Simm glanced over. "Should we pursue?"
She had no doubt the Tine was physically capable of chasing down the Serpent-class mutt. Problem was that the Serpent was already pushing itself to the limits of human physiology. Computer thought they could run it down, but that would take four hours, and would probably involve another fight. Assuming they came out of that unscathed, it would be another four hours to make it back here. By then, the e-sigs could have decayed beyond recognition.
"Fall back," she said. "No sense chasing. If they'd been involved, they would have taken the good stuff and bugged out long ago."
"Got a steaming hot sample of their sig." Simm smiled. "Now should I call the cops?"
"Get the other sig first. Then we'll worry about some two-bit pirates."
He punched up a course to intercept the red path signifying the original path of the asteroid Jain Kayle's ship had crashed into. A gentle pressure held Rada against her chair as the Tine swung about.
She sighed, staring at the exploded missiles' residual heat on the tactical screen.

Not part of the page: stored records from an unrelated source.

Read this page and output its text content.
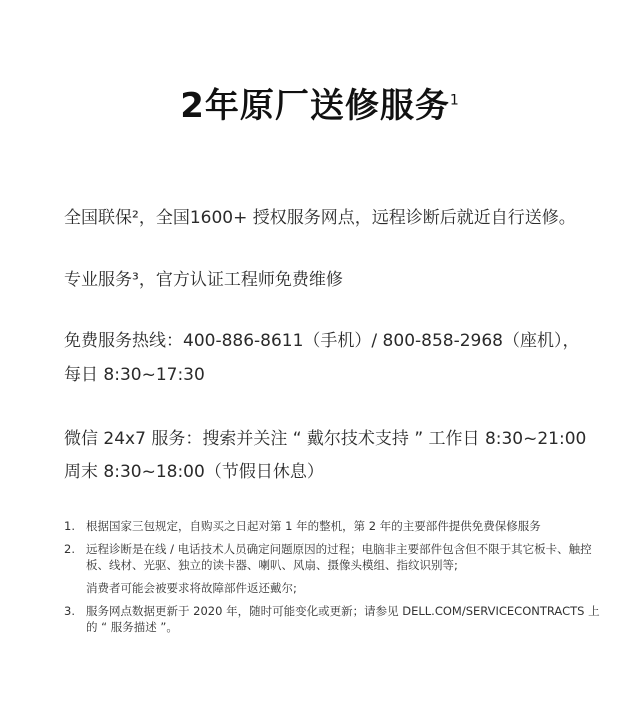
2年原厂送修服务$^1$
全国联保²，全国1600+ 授权服务网点，远程诊断后就近自行送修。
专业服务³，官方认证工程师免费维修
免费服务热线：400-886-8611（手机）/ 800-858-2968（座机），
每日 8:30~17:30
微信 24x7 服务：搜索并关注 “ 戴尔技术支持 ” 工作日 8:30~21:00
周末 8:30~18:00（节假日休息）
1. 根据国家三包规定，自购买之日起对第 1 年的整机，第 2 年的主要部件提供免费保修服务
2. 远程诊断是在线 / 电话技术人员确定问题原因的过程；电脑非主要部件包含但不限于其它板卡、触控板、线材、光驱、独立的读卡器、喇叭、风扇、摄像头模组、指纹识别等;
消费者可能会被要求将故障部件返还戴尔;
3. 服务网点数据更新于 2020 年，随时可能变化或更新；请参见 DELL.COM/SERVICECONTRACTS 上的 “ 服务描述 ”。
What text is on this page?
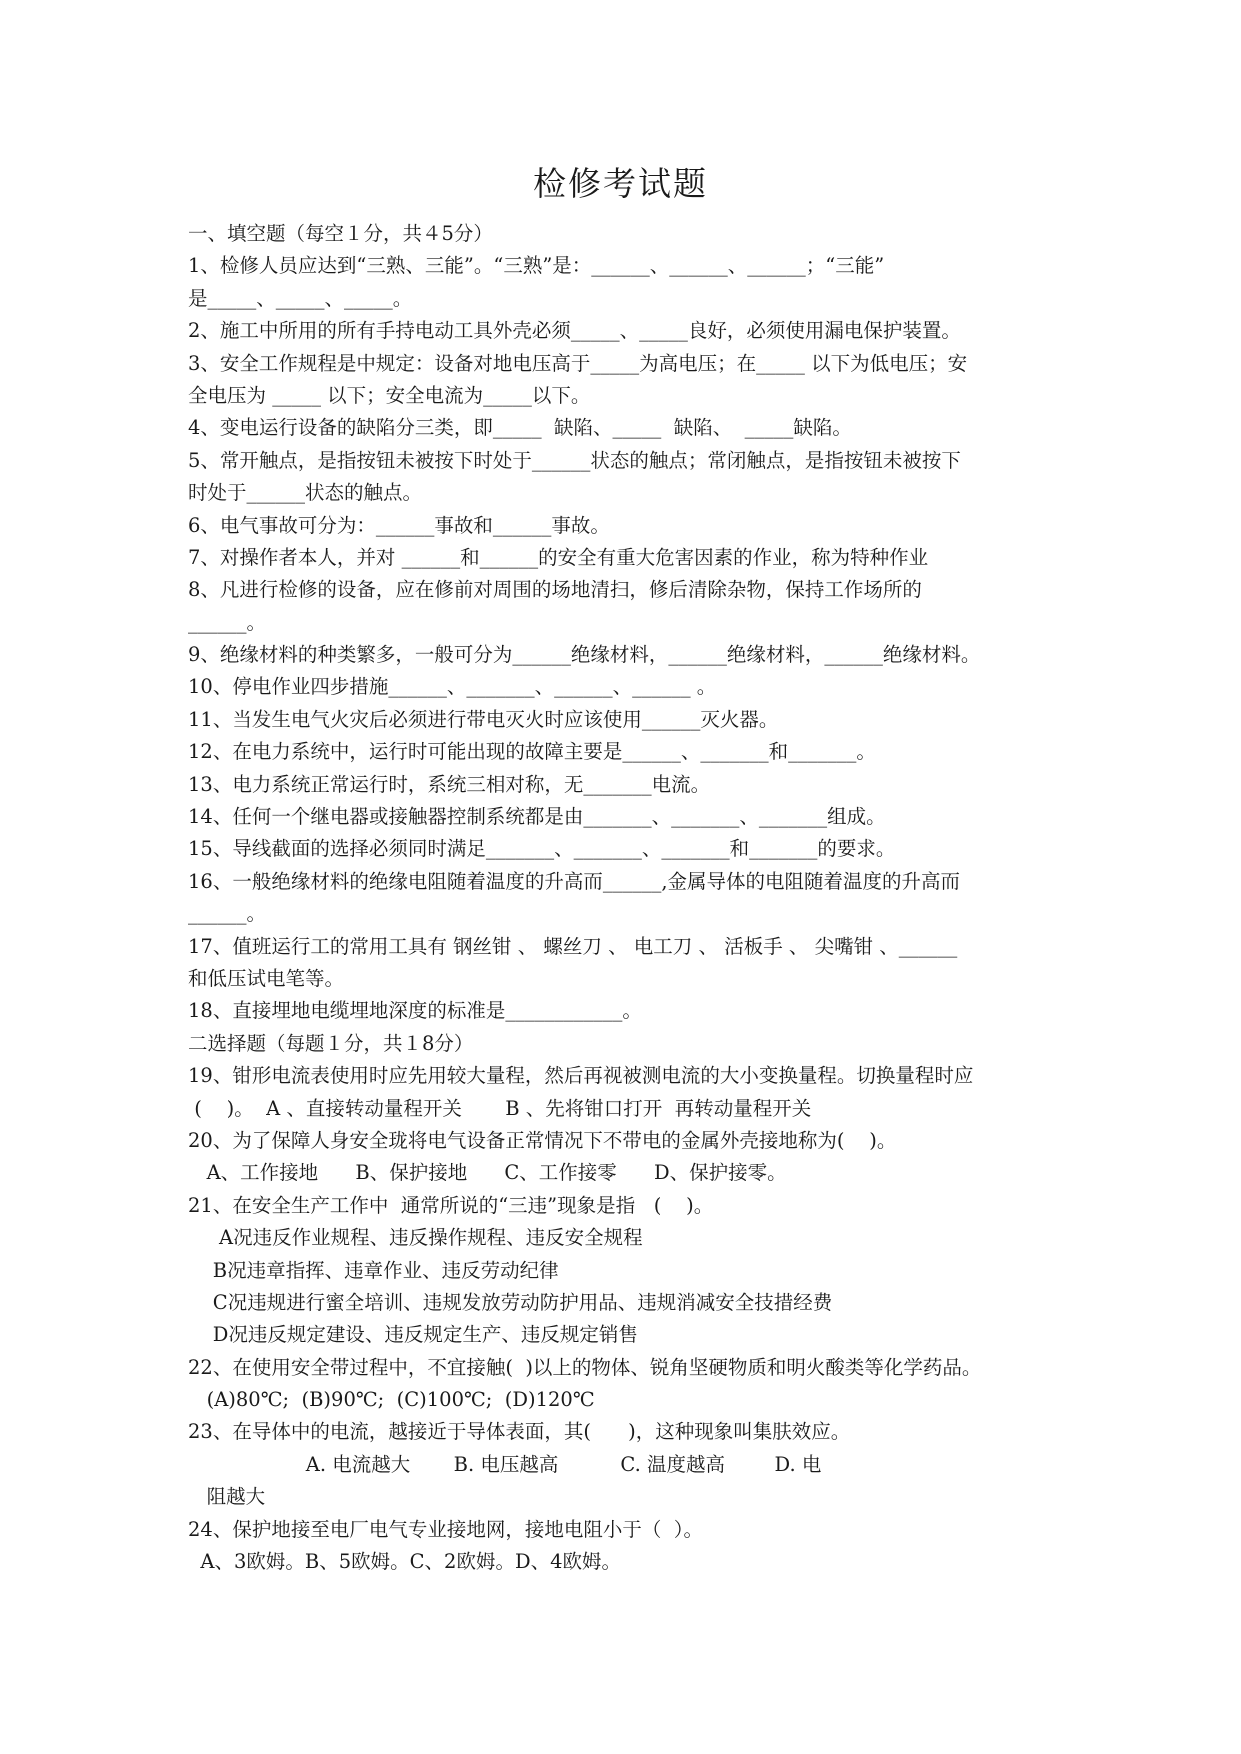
检修考试题
一、填空题（每空１分，共４5分）
1、检修人员应达到“三熟、三能”。“三熟”是：______、______、______；“三能”
是_____、_____、_____。
2、施工中所用的所有手持电动工具外壳必须_____、_____良好，必须使用漏电保护装置。
3、安全工作规程是中规定：设备对地电压高于_____为高电压；在_____ 以下为低电压；安
全电压为 _____ 以下；安全电流为_____以下。
4、变电运行设备的缺陷分三类，即_____  缺陷、_____  缺陷、  _____缺陷。
5、常开触点，是指按钮未被按下时处于______状态的触点；常闭触点，是指按钮未被按下
时处于______状态的触点。
6、电气事故可分为：______事故和______事故。
7、对操作者本人，并对 ______和______的安全有重大危害因素的作业，称为特种作业
8、凡进行检修的设备，应在修前对周围的场地清扫，修后清除杂物，保持工作场所的
______。
9、绝缘材料的种类繁多，一般可分为______绝缘材料，______绝缘材料，______绝缘材料。
10、停电作业四步措施______、_______、______、______ 。
11、当发生电气火灾后必须进行带电灭火时应该使用______灭火器。
12、在电力系统中，运行时可能出现的故障主要是______、_______和_______。
13、电力系统正常运行时，系统三相对称，无_______电流。
14、任何一个继电器或接触器控制系统都是由_______、_______、_______组成。
15、导线截面的选择必须同时满足_______、_______、_______和_______的要求。
16、一般绝缘材料的绝缘电阻随着温度的升高而______,金属导体的电阻随着温度的升高而
______。
17、值班运行工的常用工具有 钢丝钳 、 螺丝刀 、 电工刀 、 活板手 、 尖嘴钳 、______
和低压试电笔等。
18、直接埋地电缆埋地深度的标准是____________。
二选择题（每题１分，共１8分）
19、钳形电流表使用时应先用较大量程，然后再视被测电流的大小变换量程。切换量程时应
(    )。  A 、直接转动量程开关       B 、先将钳口打开  再转动量程开关
20、为了保障人身安全珑将电气设备正常情况下不带电的金属外壳接地称为(    )。
A、工作接地      B、保护接地      C、工作接零      D、保护接零。
21、在安全生产工作中  通常所说的“三违”现象是指   (    )。
A况违反作业规程、违反操作规程、违反安全规程
B况违章指挥、违章作业、违反劳动纪律
C况违规进行蜜全培训、违规发放劳动防护用品、违规消减安全技措经费
D况违反规定建设、违反规定生产、违反规定销售
22、在使用安全带过程中，不宜接触(  )以上的物体、锐角坚硬物质和明火酸类等化学药品。
(A)80℃;  (B)90℃;  (C)100℃;  (D)120℃
23、在导体中的电流，越接近于导体表面，其(      )，这种现象叫集肤效应。
A. 电流越大       B. 电压越高          C. 温度越高        D. 电
阻越大
24、保护地接至电厂电气专业接地网，接地电阻小于（  ）。
A、3欧姆。B、5欧姆。C、2欧姆。D、4欧姆。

She had been born in the wrong era.
~
Once he had the sig, she took them back to the asteroid, stopping when the rock was on the very fringe of the Tine's sensor range. While Simm began to navigate the ad hoc e-sig database on the undernet and the Labyrinth, Rada punched up the closest thing that passed for a government: the 371st Conglomeration of Associated Asteroids and Habitats. After delivering the summary to a receptionist, she was transferred to one Boyd Huygens, a lighter-skinned man with deep bags under his eyes and a smile that apologized in advance. It was a low-band vid link with just enough of a distanc
e-lag to result in awkward pauses between each response.
"Like I told your assistant, we didn't get a name," Rada said. "We did pick up a signature."
She sent it over. After a second-long lag of blank staring, his eyes snapped to his screen. He punched something into his device.
"We have records of that sig," he said. "Problem is, the vessel that sig is attached to is unregistered. And after a squabble like this, you can be sure they'll have it altered."
"You can't alter your engine signature."
"Not whole cloth. But you only have to change it enough to argue in court that it isn't a perfect match." Huygens thumbed his hat up his forehead. "They'll change their profile, too. Either that or claim their comms were down and you were coming at them with hostile intent."
"You would believe that?"
"Hell no," he chuckled. "But I can't prove otherwise, can I? Take a look at what went down: two ships meet in blank space. You make a threat. They fire off enough missiles to cover their ass, then turn said ass and haul it away at suicidal speed. That sound like an act of piracy to you?"
"Maybe they're just really terrible pirates." She pressed her lips together. "What about Jain Kayle?"
The officer sobered. "That is unfortunate. Going to ask you the same thing: What do you see when you look at it from a remove?"
"Two ships rendezvous in blank space. Get real cuddly. A short time later, Kayle's ship crashes into the rock."
"But there's no evidence of gunplay. Nor of overt foul play."
"It's hard to believe it's coincidence," Rada said. "Her ship wouldn't have let her crash into an asteroid."
"Unless the nav conked out. Or she turned off the nav to fly manual. Or stars know what else." His apologetic smile took on a grim note. "I'm not saying we won't do anything. I'm saying there's little we can do. Unless you can give us something more."
"Such as?"
"What brought you out to that rock in the first place?"